Defendant also argues that the trial court abused its discretion when it failed to grant his request for a mistrial. We review a court's denial of a motion for mistrial for an abuse of discretion. People v Dennis, 464 Mich 567, 572; 628 NW2d 502 (2001). Defendant's motion was premised on an unresponsive statement by a police officer regarding how he became involved in this case.
"A mistrial should be granted only for an irregularity that is prejudicial to the rights of the defendant, and impairs his ability to get a fair trial." People v Haywood, 209 Mich App 217, 228; 530 NW2d 497 (1995) (citations omitted). The error must be more than prejudicial; it must have been egregious and had the effect of denying the defendant a fair and impartial trial. People v Lumsden, 168 Mich App 286, 298; 423 NW2d 645 (1988).

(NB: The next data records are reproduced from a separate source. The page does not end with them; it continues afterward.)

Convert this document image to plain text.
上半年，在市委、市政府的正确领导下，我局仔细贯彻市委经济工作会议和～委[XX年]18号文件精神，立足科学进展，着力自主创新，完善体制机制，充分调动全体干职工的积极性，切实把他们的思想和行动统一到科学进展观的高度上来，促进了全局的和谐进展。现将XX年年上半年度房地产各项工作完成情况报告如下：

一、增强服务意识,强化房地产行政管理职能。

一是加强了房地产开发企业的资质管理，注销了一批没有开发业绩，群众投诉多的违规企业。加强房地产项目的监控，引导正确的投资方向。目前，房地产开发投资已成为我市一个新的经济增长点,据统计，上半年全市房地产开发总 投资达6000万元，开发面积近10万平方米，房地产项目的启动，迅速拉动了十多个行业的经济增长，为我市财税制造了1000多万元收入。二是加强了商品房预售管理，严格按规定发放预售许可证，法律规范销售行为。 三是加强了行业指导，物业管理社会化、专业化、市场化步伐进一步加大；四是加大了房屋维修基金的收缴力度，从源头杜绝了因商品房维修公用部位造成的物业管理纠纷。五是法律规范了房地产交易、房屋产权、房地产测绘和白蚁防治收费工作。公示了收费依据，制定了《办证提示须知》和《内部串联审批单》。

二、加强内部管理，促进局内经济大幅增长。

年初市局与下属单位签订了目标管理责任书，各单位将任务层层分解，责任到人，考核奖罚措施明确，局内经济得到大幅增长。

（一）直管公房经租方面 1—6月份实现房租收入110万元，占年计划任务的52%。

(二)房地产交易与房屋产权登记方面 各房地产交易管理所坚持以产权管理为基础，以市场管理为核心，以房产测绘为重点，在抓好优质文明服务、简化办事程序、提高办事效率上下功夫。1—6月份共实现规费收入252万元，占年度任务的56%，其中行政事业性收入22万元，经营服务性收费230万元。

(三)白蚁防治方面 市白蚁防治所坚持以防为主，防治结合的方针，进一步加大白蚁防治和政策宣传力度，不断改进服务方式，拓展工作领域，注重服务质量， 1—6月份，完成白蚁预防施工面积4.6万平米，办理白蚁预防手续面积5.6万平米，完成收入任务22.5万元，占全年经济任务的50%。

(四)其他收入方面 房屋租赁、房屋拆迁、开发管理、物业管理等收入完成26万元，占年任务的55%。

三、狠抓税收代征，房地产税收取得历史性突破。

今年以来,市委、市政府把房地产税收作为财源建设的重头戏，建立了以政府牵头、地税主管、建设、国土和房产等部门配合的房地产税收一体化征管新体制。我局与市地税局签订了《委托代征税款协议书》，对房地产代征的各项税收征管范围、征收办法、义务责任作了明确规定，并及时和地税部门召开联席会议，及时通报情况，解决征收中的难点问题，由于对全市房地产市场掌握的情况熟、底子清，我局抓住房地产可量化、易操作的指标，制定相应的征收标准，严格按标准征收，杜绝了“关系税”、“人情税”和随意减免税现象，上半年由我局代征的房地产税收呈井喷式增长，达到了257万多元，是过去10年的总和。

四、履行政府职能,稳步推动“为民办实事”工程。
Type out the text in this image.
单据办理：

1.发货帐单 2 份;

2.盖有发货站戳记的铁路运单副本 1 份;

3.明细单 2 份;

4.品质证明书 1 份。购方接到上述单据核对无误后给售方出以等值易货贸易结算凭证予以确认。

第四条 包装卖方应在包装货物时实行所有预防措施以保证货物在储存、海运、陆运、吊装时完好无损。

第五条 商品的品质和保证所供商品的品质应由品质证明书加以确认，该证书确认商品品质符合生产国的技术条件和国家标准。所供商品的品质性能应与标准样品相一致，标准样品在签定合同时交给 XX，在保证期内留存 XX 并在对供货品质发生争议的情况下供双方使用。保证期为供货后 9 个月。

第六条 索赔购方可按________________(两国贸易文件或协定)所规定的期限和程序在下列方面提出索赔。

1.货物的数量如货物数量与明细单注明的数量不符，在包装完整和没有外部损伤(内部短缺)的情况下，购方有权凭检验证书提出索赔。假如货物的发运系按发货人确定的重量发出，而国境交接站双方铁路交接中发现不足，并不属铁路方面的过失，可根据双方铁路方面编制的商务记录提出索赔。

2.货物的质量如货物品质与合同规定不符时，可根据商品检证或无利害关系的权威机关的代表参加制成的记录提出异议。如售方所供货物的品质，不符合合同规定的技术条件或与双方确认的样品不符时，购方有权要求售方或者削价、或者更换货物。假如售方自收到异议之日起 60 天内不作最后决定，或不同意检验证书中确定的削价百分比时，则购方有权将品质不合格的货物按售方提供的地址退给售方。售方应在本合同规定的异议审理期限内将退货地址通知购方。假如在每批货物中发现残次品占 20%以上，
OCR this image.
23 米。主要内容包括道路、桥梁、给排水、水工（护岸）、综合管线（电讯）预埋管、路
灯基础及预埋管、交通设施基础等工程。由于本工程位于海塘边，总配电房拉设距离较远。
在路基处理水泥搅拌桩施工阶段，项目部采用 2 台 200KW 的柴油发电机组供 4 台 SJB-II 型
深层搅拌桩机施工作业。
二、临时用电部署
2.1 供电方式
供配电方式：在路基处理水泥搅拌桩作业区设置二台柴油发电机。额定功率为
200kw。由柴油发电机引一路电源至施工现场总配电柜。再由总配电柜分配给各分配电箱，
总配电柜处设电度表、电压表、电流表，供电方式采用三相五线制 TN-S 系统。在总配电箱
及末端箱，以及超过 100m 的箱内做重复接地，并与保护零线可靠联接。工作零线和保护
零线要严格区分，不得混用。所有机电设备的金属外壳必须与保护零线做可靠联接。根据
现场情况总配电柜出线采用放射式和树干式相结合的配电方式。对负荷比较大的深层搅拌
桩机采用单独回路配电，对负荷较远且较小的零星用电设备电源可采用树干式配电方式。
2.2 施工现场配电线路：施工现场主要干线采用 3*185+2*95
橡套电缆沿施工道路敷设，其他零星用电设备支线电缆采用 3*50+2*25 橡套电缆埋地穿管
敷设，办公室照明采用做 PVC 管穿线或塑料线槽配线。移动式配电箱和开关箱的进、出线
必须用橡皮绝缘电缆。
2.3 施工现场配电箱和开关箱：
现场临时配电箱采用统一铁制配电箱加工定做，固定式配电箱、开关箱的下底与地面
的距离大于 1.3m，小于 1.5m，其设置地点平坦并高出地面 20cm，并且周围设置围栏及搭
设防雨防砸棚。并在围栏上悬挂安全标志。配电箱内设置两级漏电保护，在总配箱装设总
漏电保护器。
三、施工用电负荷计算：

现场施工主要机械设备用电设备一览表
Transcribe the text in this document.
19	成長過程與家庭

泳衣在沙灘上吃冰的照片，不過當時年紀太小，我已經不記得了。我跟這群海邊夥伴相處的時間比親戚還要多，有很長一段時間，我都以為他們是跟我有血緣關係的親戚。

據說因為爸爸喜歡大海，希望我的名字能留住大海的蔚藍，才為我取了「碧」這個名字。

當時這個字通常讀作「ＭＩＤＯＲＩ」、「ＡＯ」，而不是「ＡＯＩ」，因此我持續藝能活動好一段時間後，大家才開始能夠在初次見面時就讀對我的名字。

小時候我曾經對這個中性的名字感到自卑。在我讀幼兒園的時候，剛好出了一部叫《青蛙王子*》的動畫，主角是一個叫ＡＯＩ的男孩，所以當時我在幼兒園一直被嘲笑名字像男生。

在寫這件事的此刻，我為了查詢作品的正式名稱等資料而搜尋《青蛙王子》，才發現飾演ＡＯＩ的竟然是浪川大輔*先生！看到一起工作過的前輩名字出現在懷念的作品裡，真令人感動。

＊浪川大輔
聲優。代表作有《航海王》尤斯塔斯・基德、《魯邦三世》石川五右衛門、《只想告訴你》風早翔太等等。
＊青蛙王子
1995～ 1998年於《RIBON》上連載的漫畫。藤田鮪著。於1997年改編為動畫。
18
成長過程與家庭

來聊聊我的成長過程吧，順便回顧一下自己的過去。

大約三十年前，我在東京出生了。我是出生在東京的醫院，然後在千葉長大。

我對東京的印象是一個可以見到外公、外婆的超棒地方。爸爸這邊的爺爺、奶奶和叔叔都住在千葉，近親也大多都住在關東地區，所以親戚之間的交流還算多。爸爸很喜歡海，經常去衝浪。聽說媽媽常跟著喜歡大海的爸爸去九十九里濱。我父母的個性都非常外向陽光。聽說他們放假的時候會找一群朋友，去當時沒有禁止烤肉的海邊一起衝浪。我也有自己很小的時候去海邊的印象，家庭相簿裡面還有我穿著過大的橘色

In this case the officer testified that he heard over the radio that defendant had a warrant for his arrest. While evidence tying a defendant to other crimes is prejudicial, People v Holly, 129 Mich App 405, 416; 341 NW2d 823 (1983), we do not believe that the testimony in this case rose to the level of egregious error that denied defendant a fair trial. The testimony regarding the warrant was unresponsive to the line of questioning being pursued. See Haywood, 209 Mich App at 228 (observing that "an unresponsive, volunteered answer to a proper question is not grounds for the granting of a mistrial"). Moreover, the trial court gave the jury a curative instruction directing the jury to disregard the officer's reference to defendant's warrants. Jurors are presumed to follow their instructions. People v Graves, 458 Mich 476, 486; 581 NW2d 229 (1998). The trial court's curative instruction alleviated any possible prejudice resulting from defendant from the officer's testimony. People v Waclawski, 286 Mich App 634, 710; 780 NW2d 321 (2009).